According to the article, modern digital cameras and smartphones collect metadata (including location data) that can be ascertained from photo postings on Flickr, Instagram, etc.

Never really thought about privacy issues as one of the advantages of using film cameras, but I guess it is.
 
It's kind of a double-edged sword. Metadata is only a privacy issue if you post photos with complete metadata online, or through a service that does not strip metadata. I turn off the metadata display for flickr.

Metadata is incredibly helpful for organizing my work and knowing exactly when any given photo was taken. As I look back through old film photos, I often rack my brain and ask family when and where something was shot.
 
Metadata is only a privacy issue if you don't know what you post. I turn off my GPS on my cellphone, but even then: when I take a picture in Utrecht, everybody (at least in NL) will recognise the canals.

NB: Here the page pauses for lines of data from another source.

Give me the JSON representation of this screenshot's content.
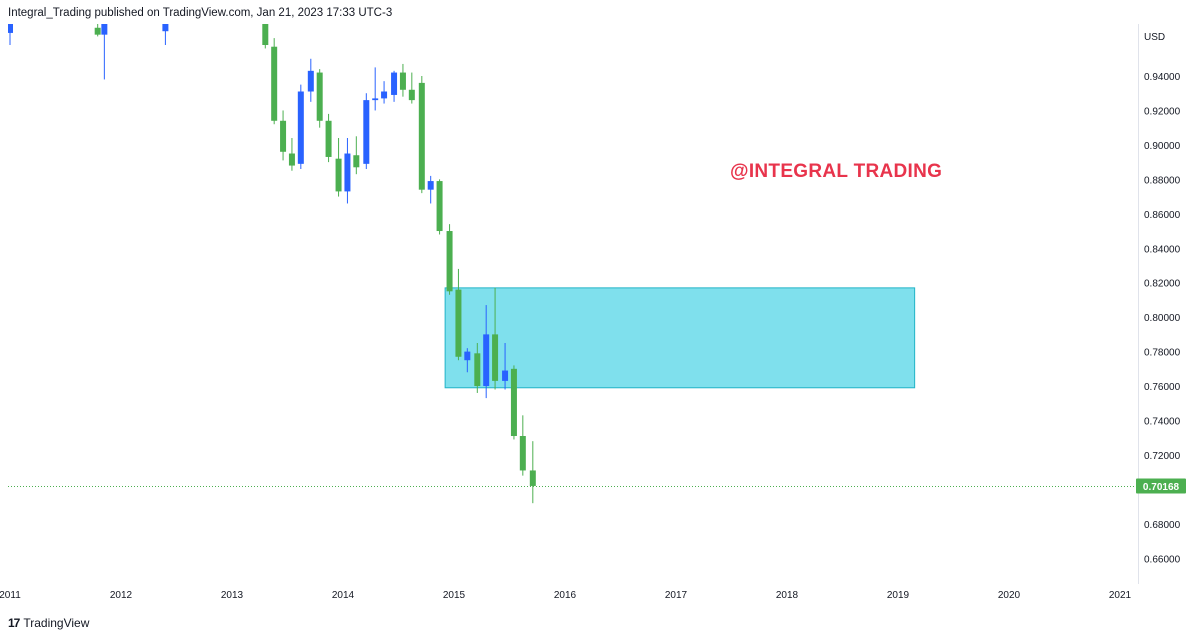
{
  "header": {
    "text": "Integral_Trading published on TradingView.com, Jan 21, 2023 17:33 UTC-3"
  },
  "watermark": {
    "text": "@INTEGRAL TRADING"
  },
  "footer": {
    "brand": "TradingView",
    "logo_glyph": "17"
  },
  "chart_data": {
    "type": "candlestick",
    "currency": "USD",
    "y_ticks": [
      "0.96000",
      "0.94000",
      "0.92000",
      "0.90000",
      "0.88000",
      "0.86000",
      "0.84000",
      "0.82000",
      "0.80000",
      "0.78000",
      "0.76000",
      "0.74000",
      "0.72000",
      "0.70000",
      "0.68000",
      "0.66000"
    ],
    "y_tick_labels_shown": [
      "0.94000",
      "0.92000",
      "0.90000",
      "0.88000",
      "0.86000",
      "0.84000",
      "0.82000",
      "0.80000",
      "0.78000",
      "0.76000",
      "0.74000",
      "0.72000",
      "0.68000",
      "0.66000"
    ],
    "x_ticks": [
      "2011",
      "2012",
      "2013",
      "2014",
      "2015",
      "2016",
      "2017",
      "2018",
      "2019",
      "2020",
      "2021"
    ],
    "ylim": [
      0.64844,
      0.97094
    ],
    "last_price": {
      "value": 0.70168,
      "label": "0.70168",
      "color": "#4caf50"
    },
    "zone": {
      "from_date": 2014.92,
      "to_date": 2019.15,
      "top": 0.817,
      "bottom": 0.759,
      "color": "#4dd4e6"
    },
    "colors": {
      "up": "#2962ff",
      "down": "#4caf50"
    },
    "candles": [
      {
        "t": 2011.0,
        "o": 0.965,
        "h": 0.972,
        "l": 0.958,
        "c": 0.972
      },
      {
        "t": 2011.79,
        "o": 0.968,
        "h": 0.972,
        "l": 0.963,
        "c": 0.964
      },
      {
        "t": 2011.85,
        "o": 0.964,
        "h": 0.972,
        "l": 0.938,
        "c": 0.972
      },
      {
        "t": 2012.4,
        "o": 0.966,
        "h": 0.972,
        "l": 0.958,
        "c": 0.972
      },
      {
        "t": 2013.3,
        "o": 0.972,
        "h": 0.972,
        "l": 0.956,
        "c": 0.958
      },
      {
        "t": 2013.38,
        "o": 0.957,
        "h": 0.962,
        "l": 0.912,
        "c": 0.914
      },
      {
        "t": 2013.46,
        "o": 0.914,
        "h": 0.92,
        "l": 0.891,
        "c": 0.896
      },
      {
        "t": 2013.54,
        "o": 0.895,
        "h": 0.904,
        "l": 0.885,
        "c": 0.888
      },
      {
        "t": 2013.62,
        "o": 0.889,
        "h": 0.935,
        "l": 0.886,
        "c": 0.931
      },
      {
        "t": 2013.71,
        "o": 0.931,
        "h": 0.95,
        "l": 0.925,
        "c": 0.943
      },
      {
        "t": 2013.79,
        "o": 0.942,
        "h": 0.944,
        "l": 0.91,
        "c": 0.914
      },
      {
        "t": 2013.87,
        "o": 0.914,
        "h": 0.918,
        "l": 0.89,
        "c": 0.893
      },
      {
        "t": 2013.96,
        "o": 0.892,
        "h": 0.904,
        "l": 0.87,
        "c": 0.873
      },
      {
        "t": 2014.04,
        "o": 0.873,
        "h": 0.904,
        "l": 0.866,
        "c": 0.895
      },
      {
        "t": 2014.12,
        "o": 0.894,
        "h": 0.905,
        "l": 0.883,
        "c": 0.887
      },
      {
        "t": 2014.21,
        "o": 0.889,
        "h": 0.93,
        "l": 0.886,
        "c": 0.926
      },
      {
        "t": 2014.29,
        "o": 0.926,
        "h": 0.945,
        "l": 0.92,
        "c": 0.927
      },
      {
        "t": 2014.37,
        "o": 0.927,
        "h": 0.937,
        "l": 0.924,
        "c": 0.931
      },
      {
        "t": 2014.46,
        "o": 0.929,
        "h": 0.943,
        "l": 0.925,
        "c": 0.942
      },
      {
        "t": 2014.54,
        "o": 0.942,
        "h": 0.947,
        "l": 0.928,
        "c": 0.932
      },
      {
        "t": 2014.62,
        "o": 0.932,
        "h": 0.942,
        "l": 0.924,
        "c": 0.926
      },
      {
        "t": 2014.71,
        "o": 0.936,
        "h": 0.94,
        "l": 0.872,
        "c": 0.874
      },
      {
        "t": 2014.79,
        "o": 0.874,
        "h": 0.882,
        "l": 0.866,
        "c": 0.879
      },
      {
        "t": 2014.87,
        "o": 0.879,
        "h": 0.88,
        "l": 0.848,
        "c": 0.85
      },
      {
        "t": 2014.96,
        "o": 0.85,
        "h": 0.854,
        "l": 0.813,
        "c": 0.815
      },
      {
        "t": 2015.04,
        "o": 0.816,
        "h": 0.828,
        "l": 0.775,
        "c": 0.777
      },
      {
        "t": 2015.12,
        "o": 0.775,
        "h": 0.782,
        "l": 0.768,
        "c": 0.78
      },
      {
        "t": 2015.21,
        "o": 0.779,
        "h": 0.785,
        "l": 0.756,
        "c": 0.76
      },
      {
        "t": 2015.29,
        "o": 0.76,
        "h": 0.807,
        "l": 0.753,
        "c": 0.79
      },
      {
        "t": 2015.37,
        "o": 0.79,
        "h": 0.817,
        "l": 0.758,
        "c": 0.763
      },
      {
        "t": 2015.46,
        "o": 0.763,
        "h": 0.785,
        "l": 0.758,
        "c": 0.769
      },
      {
        "t": 2015.54,
        "o": 0.77,
        "h": 0.772,
        "l": 0.729,
        "c": 0.731
      },
      {
        "t": 2015.62,
        "o": 0.731,
        "h": 0.743,
        "l": 0.708,
        "c": 0.711
      },
      {
        "t": 2015.71,
        "o": 0.711,
        "h": 0.728,
        "l": 0.692,
        "c": 0.702
      }
    ]
  }
}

A couple of years ago there were horror stories in UK newspaper claiming paedophiles would find your children through the pictures you posted on Facebook.
 
...A couple of years ago there were horror stories in UK newspaper claiming paedophiles would find your children through the pictures you posted on Facebook.
Is pedophilia rampant in the UK?

It seems that there is an obsession with this issue in the UK. From what I have read, anyone making photographs where children are present is automatically suspected/accused of being a pedophile by someone.

Or are the accusers simply wild-eyed loony tunes types?
 
Is pedophilia rampant in the UK?

It seems that there is an obsession with this issue in the UK. From what I have read, anyone making photographs where children are present is automatically suspected/accused of being a pedophile by someone.

Or are the accusers simply wild-eyed loony tunes types?
It's probably no more rampant than anywhere else in the world. What is more rampant is our obsession with it, not helped by some recent high-profile cases that have come to light.

Nowadays people would be quite horrified of the innocent images my parents took of myself and my siblings when we were toddlers. How times change!

I have no children (thankfully) but I find it annoying in the extreme that I have to think carefully before using a camera in public, lest I fall foul of some frothing parent.